Box and whisker plots show, A, ECV measurements and, B, ECV reproducibility in healthy subjects by using the four T1 mapping sequences. ECV reproducibility was measured as the absolute difference between two ECVs, which were calculated from the second precontrast examination and the first postcontrast examination (ECV #1) and the second precontrast examination and the second postcontrast examination (ECV #2). Variations were observed in ECV measurements among the four T1 mapping sequences (P < .001). Similar ECV measurements were obtained with MOLLI and ShMOLLI (∼0.27 vs ∼0.26; P = .13).

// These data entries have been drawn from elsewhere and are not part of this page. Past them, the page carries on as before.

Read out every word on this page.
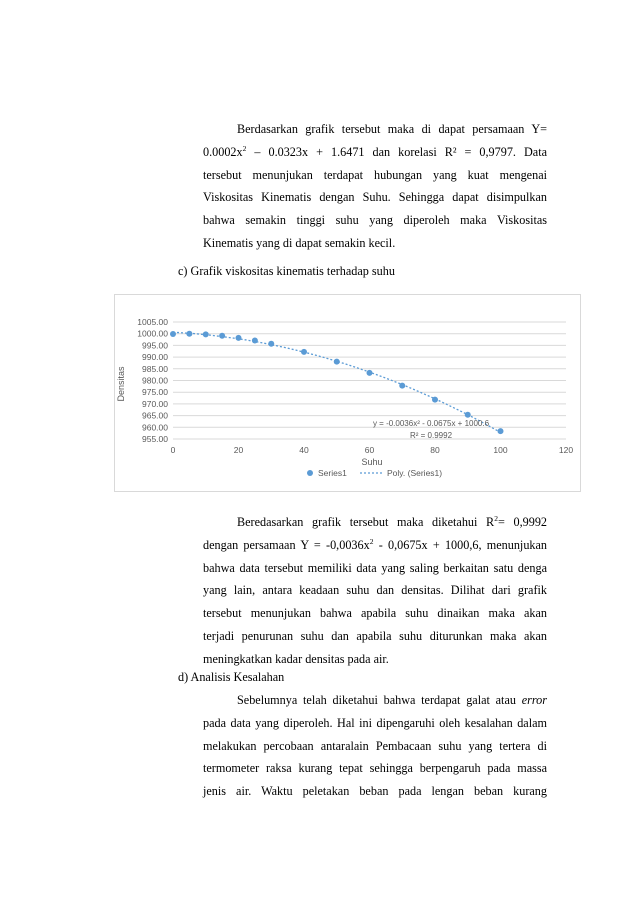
Berdasarkan grafik tersebut maka di dapat persamaan Y=
$0.0002x^2 - 0.0323x + 1.6471$ dan korelasi R² = 0,9797. Data
tersebut menunjukan terdapat hubungan yang kuat mengenai
Viskositas Kinematis dengan Suhu. Sehingga dapat disimpulkan
bahwa semakin tinggi suhu yang diperoleh maka Viskositas
Kinematis yang di dapat semakin kecil.
c) Grafik viskositas kinematis terhadap suhu
1005.00
1000.00
995.00
990.00
985.00
980.00
975.00
970.00
965.00
960.00
955.00
0	20	40	60	80	100	120
y = -0.0036x² - 0.0675x + 1000.6
R² = 0.9992
Densitas
Suhu
Series1	Poly. (Series1)
Beredasarkan grafik tersebut maka diketahui $R^2= 0,9992$
dengan persamaan $Y = -0,0036x^2 - 0,0675x + 1000,6$, menunjukan
bahwa data tersebut memiliki data yang saling berkaitan satu denga
yang lain, antara keadaan suhu dan densitas. Dilihat dari grafik
tersebut menunjukan bahwa apabila suhu dinaikan maka akan
terjadi penurunan suhu dan apabila suhu diturunkan maka akan
meningkatkan kadar densitas pada air.
d) Analisis Kesalahan
Sebelumnya telah diketahui bahwa terdapat galat atau error
pada data yang diperoleh. Hal ini dipengaruhi oleh kesalahan dalam
melakukan percobaan antaralain Pembacaan suhu yang tertera di
termometer raksa kurang tepat sehingga berpengaruh pada massa
jenis air. Waktu peletakan beban pada lengan beban kurang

Lower ECV values were obtained with SAPPHIRE (∼0.20) and SASHA (∼0.18) compared with MOLLI or ShMOLLI (P < .001). The difference between SAPPHIRE and SASHA was statistically significant (P = .002). Reproducibility of ECV measurements ranged from 0.01 to 0.02 for all sequences. There was no statistically significant difference for ECV reproducibility among the four sequences (P = .11).